The Islamic world is so rarely appreciated for its contrasts, this is doubly difficult for us as Americans, our stigmatized, polarized, oversimplified views are more often shaped by our media instead of by the actual realities and vast complexities that make up Islam today. Modern, innovative, cosmopolitan, Istanbul, Turkey is perhaps the best example of this- a crucible of all that Islam is, was, and will be in the future. A city with an ancient past, the historic crossroad between the Asian and European continents; Istanbul is still a city balanced between two worlds, often struggling to rid itself of its collective angst, while forging ahead into a prosperous future. A metropolis of fifteen million inhabitants, Istanbul has three thousand mosques, in a country where the national drink, "rocket" is a forty-five proof alcoholic beverage.
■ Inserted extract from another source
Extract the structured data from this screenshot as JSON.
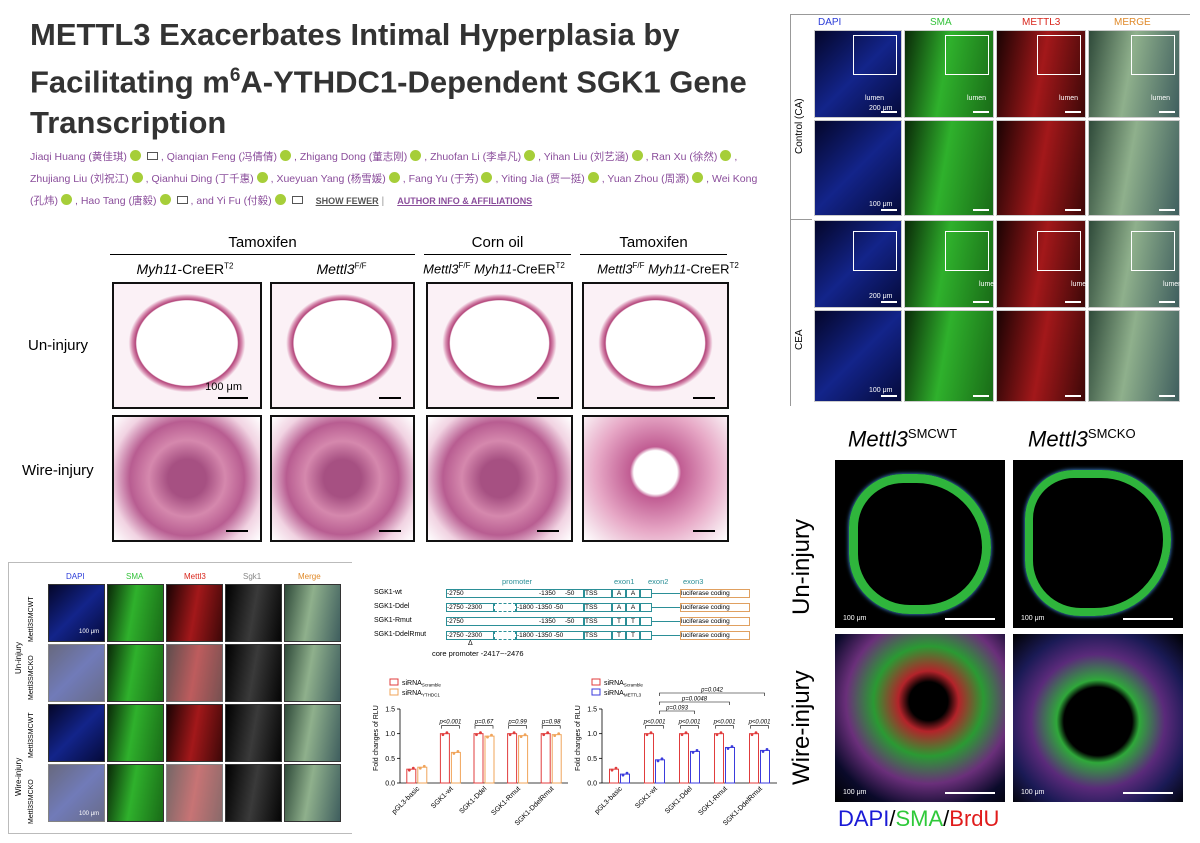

Istanbul has a long lived reputation as an exotic place
Walking the streets of Istanbul, one could be in any large, modern, European city. The streets are lined with stylish shops and busy cafes serving fashionably dressed young professionals. Despite its modern appearance, Istanbul has a long lived reputation as an exotic place; capturing the imaginations of travelers, artists, and writers from the west for centuries. With this being said, it's probably the most famous, yet least understood Muslim city on the planet, with a surprisingly tolerant attitude. At our hotel, women sunbathe topless by the pool, while the calls for mid-day prayers can be heard emanating from the mosques. And like Marrakech, there is also a large Jewish community here, who, along with a smaller Christian community, has lived peacefully together for a millennia.
The Bosporus, the strait that connects the Black Sea, with the Sea of Marmara, and ultimately the Mediterranean, is a waterway that has been repeatedly defended, conquered, and fought over for thousands of years due to its vital strategic importance. It divides the European continent from the Anatolian peninsula of western Asia, and it runs right through the middle of Istanbul, making this city the only one in the world that spans two continents. We took an evening cruise yesterday, the Bosporus is at the center of social life and social status here. Surprisingly unpolluted, blue, and beautiful, The shores are crowded with palaces both old and new- from the ones built by the Sultans of the past, to exclusive mansions built by the modern moguls of capitalism. These sit side by side along with magnificent Mosques, restaurants, hotels, and fishing piers lined with recreational anglers. The strait itself is a bustling highway of large scale commercial shipping, a fleet of cruise ships, sleek yachts, and small fishing boats.
The food here is wonderful- the mix of east and west creates a style and flavors that are like nothing Art and I have ever experienced. The dishes are prepared with meticulous care and served with an equal amount of fanfare. Every meal was an adventure and a delight. We stayed in a hotel that was once a palace of the Sultans. It was burnt in 1909, and sat as an empty shell for several decades until it was renovated into the Kempinsky Hotel. They're just finishing up a Four Seasons hotel next door- that building was once a notorious prison. The irony is inescapable- just like the prison used to be. We spent our first afternoon shopping the famous Grand Bazaar, once the oldest market of its kind, now it caters mostly to the tourist trade brought in by the cruise ships, but there are still many wonderful and fascinating things to be seen and purchased there. The next day was spent touring the city and its famous Mosques, every bit as impressive and beautiful as the cathedrals of Europe, we were never asked to wear head scarfs, but Art did have to wear a long skirt to cover his legs as he was wearing shorts. No problem- he looks great in a skirt! Like so much of this journey, Istanbul held many pleasant surprises, we were put at ease from the start, and had a great time exploring this part of the world- definitely worth a return visit.